Imagining Judeo-Christian America
Title | Imagining Judeo-Christian America PDF eBook |
Author | K. Healan Gaston |
Publisher | University of Chicago Press |
Total Pages | 361 |
Release | 2019-11-15 |
Genre | History |
ISBN | 022666399X |
“Judeo-Christian” is a remarkably easy term to look right through. Judaism and Christianity obviously share tenets, texts, and beliefs that have strongly influenced American democracy. In this ambitious book, however, K. Healan Gaston challenges the myth of a monolithic Judeo-Christian America. She demonstrates that the idea is not only a recent and deliberate construct, but also a potentially dangerous one. From the time of its widespread adoption in the 1930s, the ostensible inclusiveness of Judeo-Christian terminology concealed efforts to promote particular conceptions of religion, secularism, and politics. Gaston also shows that this new language, originally rooted in arguments over the nature of democracy that intensified in the early Cold War years, later became a marker in the culture wars that continue today. She argues that the debate on what constituted Judeo-Christian—and American—identity has shaped the country’s religious and political culture much more extensively than previously recognized.
A Case for Conservatism
Title | A Case for Conservatism PDF eBook |
Author | John Kekes |
Publisher | Cornell University Press |
Total Pages | 252 |
Release | 2018-10-18 |
Genre | Philosophy |
ISBN | 1501721887 |
In his recent book Against Liberalism, philosopher John Kekes argued that liberalism as a political system is doomed to failure by its internal inconsistencies. In this companion volume, he makes a compelling case for conservatism as the best alternative.
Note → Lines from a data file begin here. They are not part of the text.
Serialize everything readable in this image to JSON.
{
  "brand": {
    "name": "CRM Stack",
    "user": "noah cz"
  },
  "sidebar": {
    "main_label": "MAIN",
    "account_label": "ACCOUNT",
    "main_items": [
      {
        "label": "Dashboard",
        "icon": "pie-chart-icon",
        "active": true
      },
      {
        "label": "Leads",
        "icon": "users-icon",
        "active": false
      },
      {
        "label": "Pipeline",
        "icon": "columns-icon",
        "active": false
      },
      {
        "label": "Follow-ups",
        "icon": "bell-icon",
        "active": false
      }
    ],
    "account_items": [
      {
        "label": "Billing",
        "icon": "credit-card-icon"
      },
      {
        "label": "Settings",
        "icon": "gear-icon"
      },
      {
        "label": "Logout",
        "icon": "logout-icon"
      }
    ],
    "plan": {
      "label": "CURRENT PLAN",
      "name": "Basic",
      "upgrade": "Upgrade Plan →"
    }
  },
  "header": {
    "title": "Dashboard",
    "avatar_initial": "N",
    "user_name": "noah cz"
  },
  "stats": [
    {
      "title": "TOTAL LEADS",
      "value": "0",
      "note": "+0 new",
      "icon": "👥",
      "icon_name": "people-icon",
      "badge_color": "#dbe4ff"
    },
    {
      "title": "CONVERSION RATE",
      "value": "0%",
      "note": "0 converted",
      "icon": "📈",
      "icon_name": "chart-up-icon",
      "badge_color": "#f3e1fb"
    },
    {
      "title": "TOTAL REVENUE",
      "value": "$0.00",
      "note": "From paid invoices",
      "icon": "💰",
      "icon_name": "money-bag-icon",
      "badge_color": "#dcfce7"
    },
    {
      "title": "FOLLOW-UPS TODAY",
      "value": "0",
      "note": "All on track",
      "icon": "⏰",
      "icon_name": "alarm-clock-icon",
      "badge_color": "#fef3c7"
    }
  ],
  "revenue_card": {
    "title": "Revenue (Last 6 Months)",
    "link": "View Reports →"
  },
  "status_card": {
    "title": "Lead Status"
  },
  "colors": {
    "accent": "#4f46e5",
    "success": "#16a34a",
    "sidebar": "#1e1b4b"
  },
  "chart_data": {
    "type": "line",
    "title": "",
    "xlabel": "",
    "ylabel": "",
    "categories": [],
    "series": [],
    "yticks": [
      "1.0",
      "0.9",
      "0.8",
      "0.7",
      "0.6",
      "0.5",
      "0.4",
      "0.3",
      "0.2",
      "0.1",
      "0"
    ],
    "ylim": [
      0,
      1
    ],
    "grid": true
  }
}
His is the first systematic description and defense of the basic assumptions underlying conservative thought.Conservatism, Kekes maintains, is concerned with the political arrangements that enable members of a society to live good lives. These political arrangements are based on skepticism about ideologies, pluralism about values, traditionalism about institutions, and pessimism about human perfectibility. The political morality of conservatism requires the protection of universal conditions of all good lives, social conditions that vary with societies, and individual conditions that reflect differences in character and circumstance. Good lives, according to Kekes, depend equally on pursuing possibilities that these conditions establish and on setting limits to their violations.Attempts to make political arrangements reflect these basic tenets of conservatism are unavoidably imperfect. Kekes concludes, however, that they represent a better hope for the future than any other possibility.